The movements will be taught by Michael Roland, a licensed acupuncturist who has extensive training in the U.S. and China. According to Roland, the heart patients will perform won't be exactly the same as those used under normal conditions because of their ties to the heart assisting devices, some of which are bulky and extremely heavy.

"We had to design the qigong program for people tethered to a washing machine - for someone tied to an eight-foot hose," he said. "So it's a somewhat specialized regimen for them."

The reasons for choosing qigong were outlined in the university's grant proposal, which states, in part:

"It is widely accepted by practitioners of traditional Chinese medicine that qigong improves blood circulation, improves strength and flexibility, reverses damage caused by prior injuries and disease, and promotes relaxation, awareness and healing · Clearly, a treatment strategy that can effectively increase the physical capacities of patients, while enhancing their quality of life, is desperately needed."

The proposal also notes that this need is expected to grow over time as people continue to live longer and as the shortage of donor organs increases.

The importance of using an ancient Eastern therapy to improve a patient's quality of life has not been lost on the center's Western practitioners. While some medical doctors are skeptical of qigong's healing properties, the study has received the full approval of Dr. Jack Copeland, the medical center's chief of cardiovascular and thoracic surgery, who performed the first heart transplant in the state in 1979.

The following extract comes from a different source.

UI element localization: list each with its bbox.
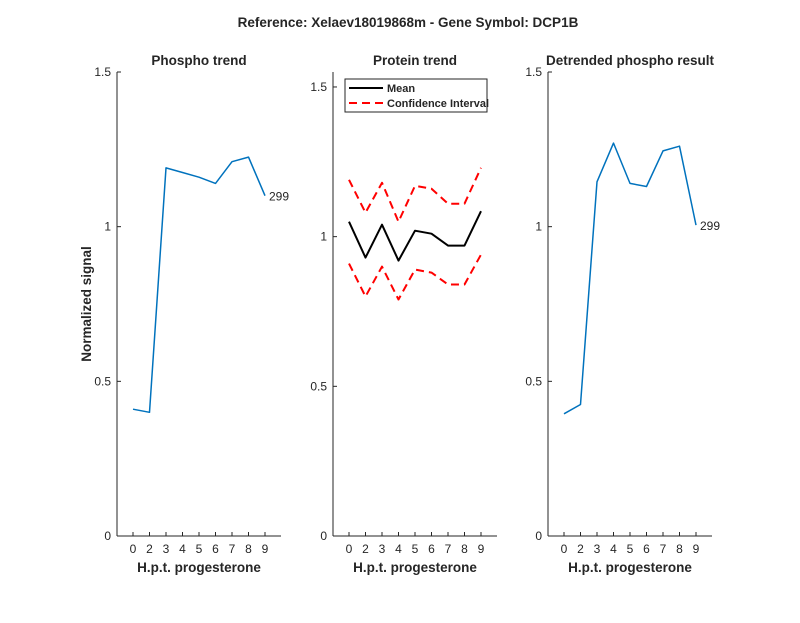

"He's open to anything that has the potential to benefit these patients," remarked Paul Nolan, a doctor of pharmacology involved in the study. "His feeling is if there is anything at all that might help, do it."

Dr. Manciet apparently feels the same way. Although the number of people participating in her study is relatively small compared to the number of people awaiting heart transplants, she is optimistic that qigong can have a positive effect, and she envisions a day when it may be implemented at health care centers across the U.S.

"The therapy is designed to promoted health in any individual, and we expect it to do so in these patients, who are among the most stressed and depressed in the hospital," she said. "If it does, the plan is to enlarge the study - expand it to heart transplant centers throughout the country, even worldwide."